Second homeowners exploiting a tax loophole are set to cost councils across England and Wales a staggering £334 million, new analysis reveals.
According to research by property consultancy Colliers, thousands of owners are converting their second homes into holiday lets to sidestep hefty council tax bills – some saving four-figure sums annually.
By letting their properties for just 70 nights a year and making them available for 140, owners can qualify for business rates relief and avoid paying any council tax at all.
The amount of council tax lost due to this loophole has doubled in the past year – up from £170 million – highlighting what critics say is a failed policy.
Kevin Hollinrake, Shadow Housing Minister, slammed the government’s approach: “Labour couldn’t even be bothered to assess the impact or target areas with genuine housing pressures. This policy has spectacularly backfired – and local communities will pay the price.”
In Cornwall – often dubbed the second home capital of Britain – more than £52 million in council tax will be lost to over 10,700 properties listed as holiday lets.
John Webber, head of rating at Colliers, criticised the policy’s consequences: “This isn’t solving the housing crisis – it’s worsening it. Councils are collecting less money, which means fewer funds for local services and affordable housing. The real failure lies with politicians who don’t grasp the issue or lack the will to fix it.”
As of 1 April, councils in England were granted powers to impose a 100% council tax premium on second homes, under Conservative-led legislation. In Wales, the surcharge can reach as high as 300%.
Currently, 230 of England’s 296 councils, and 20 of 22 in Wales, have adopted the higher tax rate – but many homeowners are evading the levy.
Under the rules, a property qualifies as a holiday let if it’s available for at least 140 nights per year and actually let for a minimum of 70.
Once it meets these conditions, it falls under business rates – which can be significantly reduced or even eliminated through Small Business Rates Relief.
Owners of properties with a rateable value below £12,000 can receive 100% relief. For those between £12,001 and £15,000, the discount is tapered – a property valued at £13,500 would receive 50% off its business rates.
Across England and Wales, around 73,838 properties currently receive business rates relief as holiday lets.
Although this marks a slight drop from 80,000 the previous year – due to tighter regulations – Colliers warns the number is likely to rise again as the double council tax policy drives more owners to exploit the system.
Before 2023, homeowners simply had to declare an intention to let in order to qualify. But this year, Chancellor Rachel Reeves scrapped tax perks for furnished holiday lets in her first Budget, in a move aimed at encouraging longer-term tenancies.
Despite the clampdown, the South West – one of the UK’s most popular holiday regions – still records over 21,600 properties claiming full business rate relief, only a minor decrease from last year.
Local councillors are urging the Government to take further action. Peter La Broy, a Cornwall councillor, said: “Turning homes into shell businesses to avoid tax is blatant evasion. I will continue to press for these loopholes to be closed.”

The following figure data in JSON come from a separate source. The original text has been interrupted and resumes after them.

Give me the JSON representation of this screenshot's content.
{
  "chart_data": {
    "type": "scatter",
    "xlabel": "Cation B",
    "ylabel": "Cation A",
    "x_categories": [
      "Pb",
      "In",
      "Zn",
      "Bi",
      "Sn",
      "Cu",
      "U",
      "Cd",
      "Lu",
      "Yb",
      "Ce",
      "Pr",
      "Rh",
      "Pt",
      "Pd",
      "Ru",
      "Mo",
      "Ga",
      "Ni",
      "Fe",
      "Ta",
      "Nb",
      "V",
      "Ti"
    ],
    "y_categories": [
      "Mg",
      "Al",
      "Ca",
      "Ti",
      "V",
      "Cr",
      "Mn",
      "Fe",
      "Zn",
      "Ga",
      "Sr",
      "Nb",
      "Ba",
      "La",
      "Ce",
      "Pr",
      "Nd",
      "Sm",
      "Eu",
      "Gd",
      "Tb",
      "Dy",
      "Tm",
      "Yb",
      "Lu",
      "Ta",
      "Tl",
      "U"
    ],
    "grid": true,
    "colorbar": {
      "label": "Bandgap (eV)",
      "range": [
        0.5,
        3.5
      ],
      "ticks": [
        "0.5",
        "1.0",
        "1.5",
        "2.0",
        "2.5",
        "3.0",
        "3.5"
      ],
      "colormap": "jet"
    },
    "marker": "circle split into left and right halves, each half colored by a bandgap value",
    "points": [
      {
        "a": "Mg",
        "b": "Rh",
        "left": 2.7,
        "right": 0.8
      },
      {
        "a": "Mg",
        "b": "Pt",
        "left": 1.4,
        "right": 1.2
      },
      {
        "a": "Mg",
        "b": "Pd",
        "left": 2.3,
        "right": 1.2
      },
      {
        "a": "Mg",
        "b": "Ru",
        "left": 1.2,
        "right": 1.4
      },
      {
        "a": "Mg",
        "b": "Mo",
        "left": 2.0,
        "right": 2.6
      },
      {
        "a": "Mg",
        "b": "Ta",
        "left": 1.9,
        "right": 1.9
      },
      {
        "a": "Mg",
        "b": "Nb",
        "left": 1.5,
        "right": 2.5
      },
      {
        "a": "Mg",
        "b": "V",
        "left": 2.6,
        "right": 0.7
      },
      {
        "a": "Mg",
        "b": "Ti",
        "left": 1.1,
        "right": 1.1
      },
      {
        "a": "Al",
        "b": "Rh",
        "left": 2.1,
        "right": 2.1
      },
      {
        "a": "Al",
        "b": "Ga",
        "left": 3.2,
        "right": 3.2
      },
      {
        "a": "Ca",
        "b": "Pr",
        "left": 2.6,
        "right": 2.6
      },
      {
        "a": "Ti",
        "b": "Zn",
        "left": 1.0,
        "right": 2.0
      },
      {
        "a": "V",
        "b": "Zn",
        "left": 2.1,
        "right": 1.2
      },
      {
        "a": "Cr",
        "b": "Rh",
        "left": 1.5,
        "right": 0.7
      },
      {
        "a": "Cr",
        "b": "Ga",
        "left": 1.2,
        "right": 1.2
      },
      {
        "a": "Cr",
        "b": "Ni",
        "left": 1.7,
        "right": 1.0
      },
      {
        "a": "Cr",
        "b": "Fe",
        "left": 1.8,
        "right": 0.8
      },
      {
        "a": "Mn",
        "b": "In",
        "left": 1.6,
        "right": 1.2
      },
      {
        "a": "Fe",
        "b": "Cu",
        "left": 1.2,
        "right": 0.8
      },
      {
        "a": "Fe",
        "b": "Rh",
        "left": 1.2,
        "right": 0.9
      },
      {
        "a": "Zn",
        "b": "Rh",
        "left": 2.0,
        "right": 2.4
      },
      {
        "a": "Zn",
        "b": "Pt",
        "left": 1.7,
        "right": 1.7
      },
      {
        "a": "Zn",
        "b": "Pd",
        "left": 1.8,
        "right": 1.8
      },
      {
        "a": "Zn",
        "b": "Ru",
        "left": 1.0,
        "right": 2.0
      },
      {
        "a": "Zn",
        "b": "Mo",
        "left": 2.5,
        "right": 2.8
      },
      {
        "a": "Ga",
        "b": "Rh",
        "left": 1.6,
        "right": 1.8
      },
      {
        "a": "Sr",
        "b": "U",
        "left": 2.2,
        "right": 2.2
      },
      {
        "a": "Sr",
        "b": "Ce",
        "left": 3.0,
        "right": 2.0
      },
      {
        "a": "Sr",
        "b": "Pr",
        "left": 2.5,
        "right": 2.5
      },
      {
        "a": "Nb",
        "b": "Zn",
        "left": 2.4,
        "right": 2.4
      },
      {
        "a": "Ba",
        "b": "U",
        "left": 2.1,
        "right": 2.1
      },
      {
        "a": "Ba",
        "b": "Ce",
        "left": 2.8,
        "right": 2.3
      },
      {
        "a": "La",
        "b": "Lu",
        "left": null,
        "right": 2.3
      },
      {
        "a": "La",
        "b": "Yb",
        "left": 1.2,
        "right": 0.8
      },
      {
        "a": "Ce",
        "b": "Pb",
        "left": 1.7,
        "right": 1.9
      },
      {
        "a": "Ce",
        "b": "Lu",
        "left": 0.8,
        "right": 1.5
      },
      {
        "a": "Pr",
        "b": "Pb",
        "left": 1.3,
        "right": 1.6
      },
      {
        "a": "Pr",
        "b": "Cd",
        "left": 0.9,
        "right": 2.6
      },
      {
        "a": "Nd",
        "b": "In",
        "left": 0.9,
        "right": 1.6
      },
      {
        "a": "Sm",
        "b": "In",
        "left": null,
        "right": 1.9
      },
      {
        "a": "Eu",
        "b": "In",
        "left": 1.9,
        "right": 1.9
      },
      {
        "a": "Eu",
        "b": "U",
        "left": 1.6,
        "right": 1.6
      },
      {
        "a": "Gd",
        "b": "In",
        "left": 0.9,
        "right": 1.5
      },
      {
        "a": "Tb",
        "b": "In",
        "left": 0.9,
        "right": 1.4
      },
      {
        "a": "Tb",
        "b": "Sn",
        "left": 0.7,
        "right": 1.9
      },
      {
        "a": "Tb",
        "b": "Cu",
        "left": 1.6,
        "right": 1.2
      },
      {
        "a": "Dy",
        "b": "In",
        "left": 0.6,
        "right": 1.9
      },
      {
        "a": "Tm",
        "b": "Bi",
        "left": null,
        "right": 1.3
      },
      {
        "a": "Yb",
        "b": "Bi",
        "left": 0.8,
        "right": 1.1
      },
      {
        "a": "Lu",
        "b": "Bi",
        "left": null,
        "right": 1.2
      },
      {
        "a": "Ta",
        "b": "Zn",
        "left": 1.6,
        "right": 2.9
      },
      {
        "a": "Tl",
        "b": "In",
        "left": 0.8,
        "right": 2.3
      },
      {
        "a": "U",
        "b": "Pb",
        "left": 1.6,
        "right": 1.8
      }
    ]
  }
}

In Pembrokeshire, independent councillor Mike Stoddart echoed concerns, stating there is “considerable tax avoidance” via business rate loopholes in the county.
Wales has already tightened its rules, raising the threshold for a property to qualify as a holiday let from 70 to 182 days of actual lettings per year.
A Government spokesperson said: “We’ve abolished the favourable tax treatment of furnished holiday lets and plan to introduce a short-term let registration scheme to safeguard local communities. Stricter criteria are already in place, and we continue to monitor for further action.”